In today’s lesson from the psalms (Psalm 18), I ran across these words:
To the faithful you show yourself faithful,
to the blameless you show yourself blameless,
to the pure you show yourself pure,
but to the devious you show yourself shrewd.
You save the humble
but bring low those whose eyes are haughty. (verses 25-27)
Under normal circumstances, I’m not sure that these words would have caught my attention. But in the process of studying for my message this Sunday, I ran across a reflection that makes these verses stand out. Sunday’s sermon will focus on “The Parable of the Talents” found in Matthew 25:14-30, in which a master gives extraordinary riches to three servants — two of whom steward them productively, and one of whom buries them in the ground. This third servant defends his actions, citing his understanding of the master’s character: “I knew that you are a hard man, harvesting where you have not sown and gathering where you have not scattered seed. So I was afraid and went out and hid your gold in the ground” (Mt. 25:24-25). And in commenting on this passage, a pastor named David Lose has this to say:
The master’s response might be a case of a self-fulfilling prophecy, as he decides to act in just the way the third servant has characterized him. And here’s the thing: I wonder how often this happens in our relationship with God. We imagine God primarily as an enforcer of rules, and we get hung up by the legalism of religion. We visualize God as stern and prone to punishment, and we come to believe that everything bad in our lives is punishment from God. We see God as arbitrary and capricious, and that’s what we experience, a fickle and unsympathetic God who meets our expectations. On the other hand, when we view God primarily in terms of grace, we are surprised and uplifted by the numerous gifts and moments of grace we experience all around us. And when we imagine God to be a God of love, we find it far easier to experience God’s love in our own lives and to share it with others.

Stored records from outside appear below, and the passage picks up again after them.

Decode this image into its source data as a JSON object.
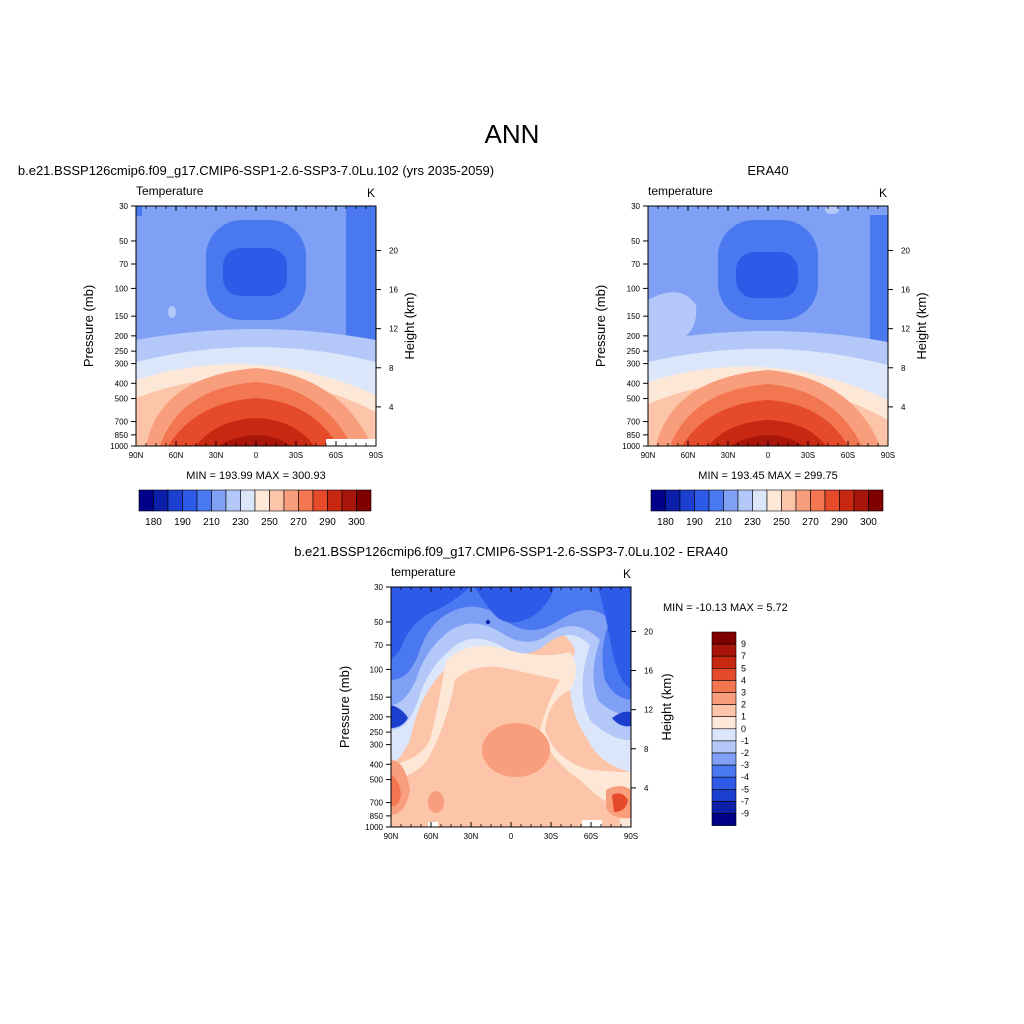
{
  "main_title": "ANN",
  "panels": [
    {
      "title": "b.e21.BSSP126cmip6.f09_g17.CMIP6-SSP1-2.6-SSP3-7.0Lu.102 (yrs 2035-2059)",
      "left_label": "Temperature",
      "right_label": "K",
      "ylabel": "Pressure (mb)",
      "ylabel_right": "Height (km)",
      "minmax": "MIN = 193.99  MAX = 300.93"
    },
    {
      "title": "ERA40",
      "left_label": "temperature",
      "right_label": "K",
      "ylabel": "Pressure (mb)",
      "ylabel_right": "Height (km)",
      "minmax": "MIN = 193.45  MAX = 299.75"
    },
    {
      "title": "b.e21.BSSP126cmip6.f09_g17.CMIP6-SSP1-2.6-SSP3-7.0Lu.102 - ERA40",
      "left_label": "temperature",
      "right_label": "K",
      "ylabel": "Pressure (mb)",
      "ylabel_right": "Height (km)",
      "minmax": "MIN = -10.13  MAX =   5.72"
    }
  ],
  "colors": {
    "abs_scale": [
      "#00008b",
      "#0b1fa8",
      "#1d3fcf",
      "#2e5ae8",
      "#4a78f0",
      "#7fa0f5",
      "#b3c8f8",
      "#dbe6fb",
      "#fde8d8",
      "#fcc4a8",
      "#f99e7c",
      "#f2764f",
      "#e54a2a",
      "#c82812",
      "#a8150a",
      "#800000"
    ],
    "diff_scale": [
      "#00008b",
      "#0b1fa8",
      "#1d3fcf",
      "#2e5ae8",
      "#4a78f0",
      "#7fa0f5",
      "#b3c8f8",
      "#dbe6fb",
      "#fde8d8",
      "#fcc4a8",
      "#f99e7c",
      "#f2764f",
      "#e54a2a",
      "#c82812",
      "#a8150a",
      "#800000"
    ]
  },
  "chart_data": [
    {
      "type": "heatmap",
      "title": "b.e21.BSSP126cmip6.f09_g17.CMIP6-SSP1-2.6-SSP3-7.0Lu.102 (yrs 2035-2059)",
      "ylabel": "Pressure (mb)",
      "xlabel": "",
      "x_ticks": [
        "90N",
        "60N",
        "30N",
        "0",
        "30S",
        "60S",
        "90S"
      ],
      "y_ticks": [
        "30",
        "50",
        "70",
        "100",
        "150",
        "200",
        "250",
        "300",
        "400",
        "500",
        "700",
        "850",
        "1000"
      ],
      "height_ticks": [
        "4",
        "8",
        "12",
        "16",
        "20"
      ],
      "colorbar_labels": [
        "180",
        "190",
        "210",
        "230",
        "250",
        "270",
        "290",
        "300"
      ],
      "min": 193.99,
      "max": 300.93
    },
    {
      "type": "heatmap",
      "title": "ERA40",
      "ylabel": "Pressure (mb)",
      "xlabel": "",
      "x_ticks": [
        "90N",
        "60N",
        "30N",
        "0",
        "30S",
        "60S",
        "90S"
      ],
      "y_ticks": [
        "30",
        "50",
        "70",
        "100",
        "150",
        "200",
        "250",
        "300",
        "400",
        "500",
        "700",
        "850",
        "1000"
      ],
      "height_ticks": [
        "4",
        "8",
        "12",
        "16",
        "20"
      ],
      "colorbar_labels": [
        "180",
        "190",
        "210",
        "230",
        "250",
        "270",
        "290",
        "300"
      ],
      "min": 193.45,
      "max": 299.75
    },
    {
      "type": "heatmap",
      "title": "b.e21.BSSP126cmip6.f09_g17.CMIP6-SSP1-2.6-SSP3-7.0Lu.102 - ERA40",
      "ylabel": "Pressure (mb)",
      "xlabel": "",
      "x_ticks": [
        "90N",
        "60N",
        "30N",
        "0",
        "30S",
        "60S",
        "90S"
      ],
      "y_ticks": [
        "30",
        "50",
        "70",
        "100",
        "150",
        "200",
        "250",
        "300",
        "400",
        "500",
        "700",
        "850",
        "1000"
      ],
      "height_ticks": [
        "4",
        "8",
        "12",
        "16",
        "20"
      ],
      "colorbar_labels": [
        "9",
        "7",
        "5",
        "4",
        "3",
        "2",
        "1",
        "0",
        "-1",
        "-2",
        "-3",
        "-4",
        "-5",
        "-7",
        "-9"
      ],
      "min": -10.13,
      "max": 5.72
    }
  ]
}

What you see, all too often, is just what you get. And so perhaps this parable is inviting us to examine closely the pictures of God I believe we each carry around inside of us.
David J. Lose (http://www.davidlose.net/2014/11/pentecost-23-a/)
A. W. Tozer once said:
May we think about God rightly today; and may our everything thought of Him lead us to love Him more fully with all our heart, soul, mind and strength.